Giving SMB Partners the Personal Touch

“Our rep might say something like, ‘Hey, I saw that you looked at our email about registering a deal, and that you clicked through and spent some time looking at our newest security product. If you want some more information on it, I can send you a brochure. And if you’re interested in registering a deal on it, I can get you three points on the deal.’ "

And so begins the process of singling out those lower-tier partners that seem to have both the interest and the competence to make it worth the vendor’s money to engage with them.

“It's absolutely true that it takes way too much money and time to go after the entire long tail. Our partnermation process enables us to efficiently find the 3 to 5 percent of the larger partner pool that we can graduate up to a higher, more productive tier.”

Make Things Easier for Partners—Even Small Partners

There has been a lot of effort on the part of vendors with a large channel presence to make it easier for partners to work with them. We’ve seen improved partner portals, better written documents, easier access to training tools, and similar actions. Partnermation is really a matter of extending that same welcoming attitude toward the long tail.

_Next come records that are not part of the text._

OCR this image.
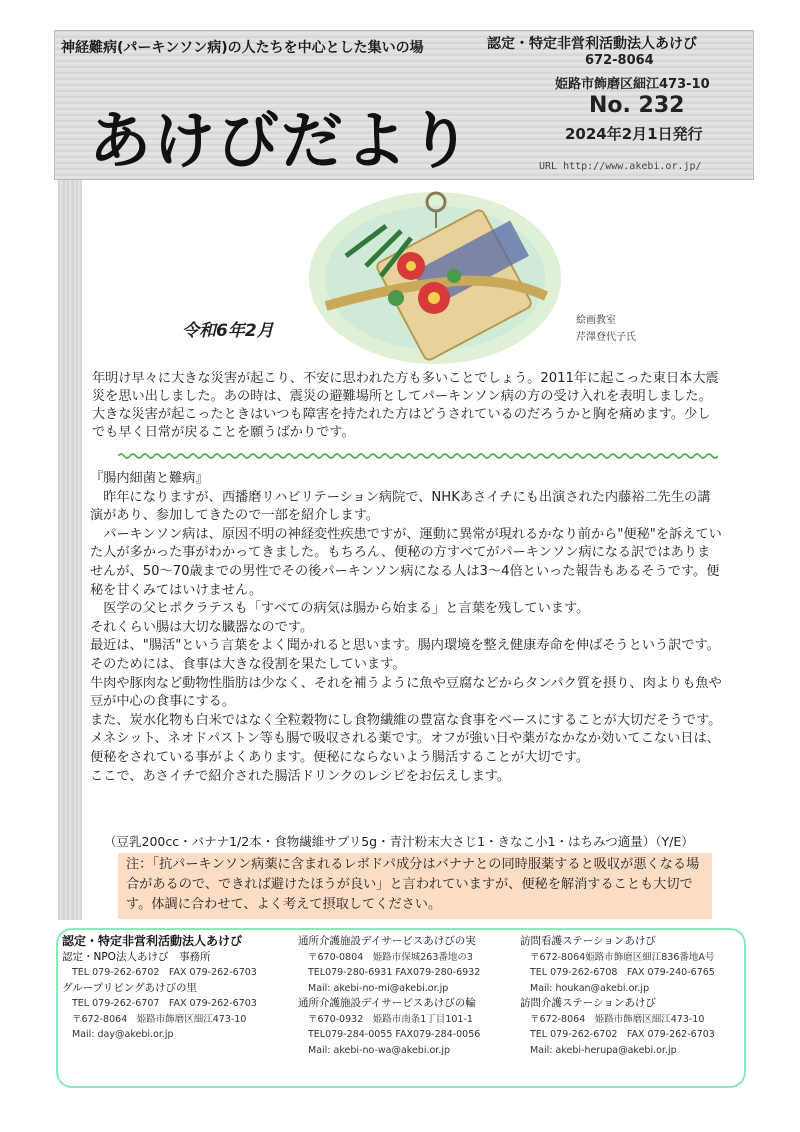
神経難病(パーキンソン病)の人たちを中心とした集いの場	認定・特定非営利活動法人あけび
672-8064
姫路市飾磨区細江473-10
あけびだより	No. 232
2024年2月1日発行
URL http://www.akebi.or.jp/
令和6年2月
絵画教室
芹澤登代子氏
年明け早々に大きな災害が起こり、不安に思われた方も多いことでしょう。2011年に起こった東日本大震災を思い出しました。あの時は、震災の避難場所としてパーキンソン病の方の受け入れを表明しました。大きな災害が起こったときはいつも障害を持たれた方はどうされているのだろうかと胸を痛めます。少しでも早く日常が戻ることを願うばかりです。

『腸内細菌と難病』

昨年になりますが、西播磨リハビリテーション病院で、NHKあさイチにも出演された内藤裕二先生の講演があり、参加してきたので一部を紹介します。

パーキンソン病は、原因不明の神経変性疾患ですが、運動に異常が現れるかなり前から"便秘"を訴えていた人が多かった事がわかってきました。もちろん、便秘の方すべてがパーキンソン病になる訳ではありませんが、50〜70歳までの男性でその後パーキンソン病になる人は3〜4倍といった報告もあるそうです。便秘を甘くみてはいけません。

医学の父ヒポクラテスも「すべての病気は腸から始まる」と言葉を残しています。

それくらい腸は大切な臓器なのです。

最近は、"腸活"という言葉をよく聞かれると思います。腸内環境を整え健康寿命を伸ばそうという訳です。そのためには、食事は大きな役割を果たしています。

牛肉や豚肉など動物性脂肪は少なく、それを補うように魚や豆腐などからタンパク質を摂り、肉よりも魚や豆が中心の食事にする。

また、炭水化物も白米ではなく全粒穀物にし食物繊維の豊富な食事をベースにすることが大切だそうです。

メネシット、ネオドパストン等も腸で吸収される薬です。オフが強い日や薬がなかなか効いてこない日は、便秘をされている事がよくあります。便秘にならないよう腸活することが大切です。

ここで、あさイチで紹介された腸活ドリンクのレシピをお伝えします。

（豆乳200cc・バナナ1/2本・食物繊維サプリ5g・青汁粉末大さじ1・きなこ小1・はちみつ適量）（Y/E）
注：「抗パーキンソン病薬に含まれるレボドパ成分はバナナとの同時服薬すると吸収が悪くなる場合があるので、できれば避けたほうが良い」と言われていますが、便秘を解消することも大切です。体調に合わせて、よく考えて摂取してください。
認定・特定非営利活動法人あけび
認定・NPO法人あけび　事務所
TEL 079-262-6702　FAX 079-262-6703
グループリビングあけびの里
TEL 079-262-6707　FAX 079-262-6703
〒672-8064　姫路市飾磨区細江473-10
Mail: day@akebi.or.jp
通所介護施設デイサービスあけびの実
〒670-0804　姫路市保城263番地の3
TEL079-280-6931 FAX079-280-6932
Mail: akebi-no-mi@akebi.or.jp
通所介護施設デイサービスあけびの輪
〒670-0932　姫路市南条1丁目101-1
TEL079-284-0055 FAX079-284-0056
Mail: akebi-no-wa@akebi.or.jp
訪問看護ステーションあけび
〒672-8064姫路市飾磨区細江836番地A号
TEL 079-262-6708　FAX 079-240-6765
Mail: houkan@akebi.or.jp
訪問介護ステーションあけび
〒672-8064　姫路市飾磨区細江473-10
TEL 079-262-6702　FAX 079-262-6703
Mail: akebi-herupa@akebi.or.jp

“If you're a partner in the long tail, how are you going to get anything from a manufacturer that’s made up their mind you're not worth the effort? How are you going to get information about their products or get support or training? But then you start getting a few tailored emails from the vendor, maybe you click on a couple of links and watch a webinar—and suddenly you get a call from a channel account manager saying, ‘Hey, it looks like you're interested in selling our storage solution. I can get you an incentive.’ That can really get a partner excited.”

Speaking of Long Tails

Aust says he sometimes thinks of working with long tail partners as herding cats. This is not so much because cats are difficult to control, but because cats that have not been getting much attention tend to act in their own self-interest.

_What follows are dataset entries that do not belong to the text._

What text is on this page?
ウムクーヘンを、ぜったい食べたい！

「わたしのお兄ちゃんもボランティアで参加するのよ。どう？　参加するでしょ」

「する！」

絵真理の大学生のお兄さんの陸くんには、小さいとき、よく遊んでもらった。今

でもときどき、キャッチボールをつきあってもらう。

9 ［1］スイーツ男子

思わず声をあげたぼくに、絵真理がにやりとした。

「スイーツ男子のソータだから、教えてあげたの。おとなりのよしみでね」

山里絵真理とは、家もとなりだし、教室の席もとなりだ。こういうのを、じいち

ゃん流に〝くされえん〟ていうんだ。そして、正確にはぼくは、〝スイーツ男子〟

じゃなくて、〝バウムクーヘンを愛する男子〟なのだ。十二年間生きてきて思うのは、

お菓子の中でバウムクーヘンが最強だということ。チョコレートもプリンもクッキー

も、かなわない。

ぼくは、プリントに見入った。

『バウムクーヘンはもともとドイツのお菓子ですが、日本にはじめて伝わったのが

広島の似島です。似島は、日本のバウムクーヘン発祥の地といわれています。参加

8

“Cats like you as long as you feed them and pay attention to them and scratch them behind the ears. But if you ignore them, they'll just wander off and get their food from the house next door. Ignored partners tend to act the same way.”

Getting that Competitive Edge

Aust’s rollout of partnermation has clearly shown early success with companies such as HP and VMware reaping considerable upticks in channel sales. But Aust sees other benefits from this innovative mix of technology and human engagement, including greater pipeline visibility, more closed sales, and more channel engagement. There’s also more buzz for the vendor as long tail partners start talking about how the vendor has reached out to them and made them feel welcome.

“The bottom line is that those manufacturers that figure out how to get the return from their partner long tail without too much investment—those are the ones that are going to win. If they can find a way to efficiently generate value out of that lower 80 percent, then they’ve put themselves a much more competitive position.”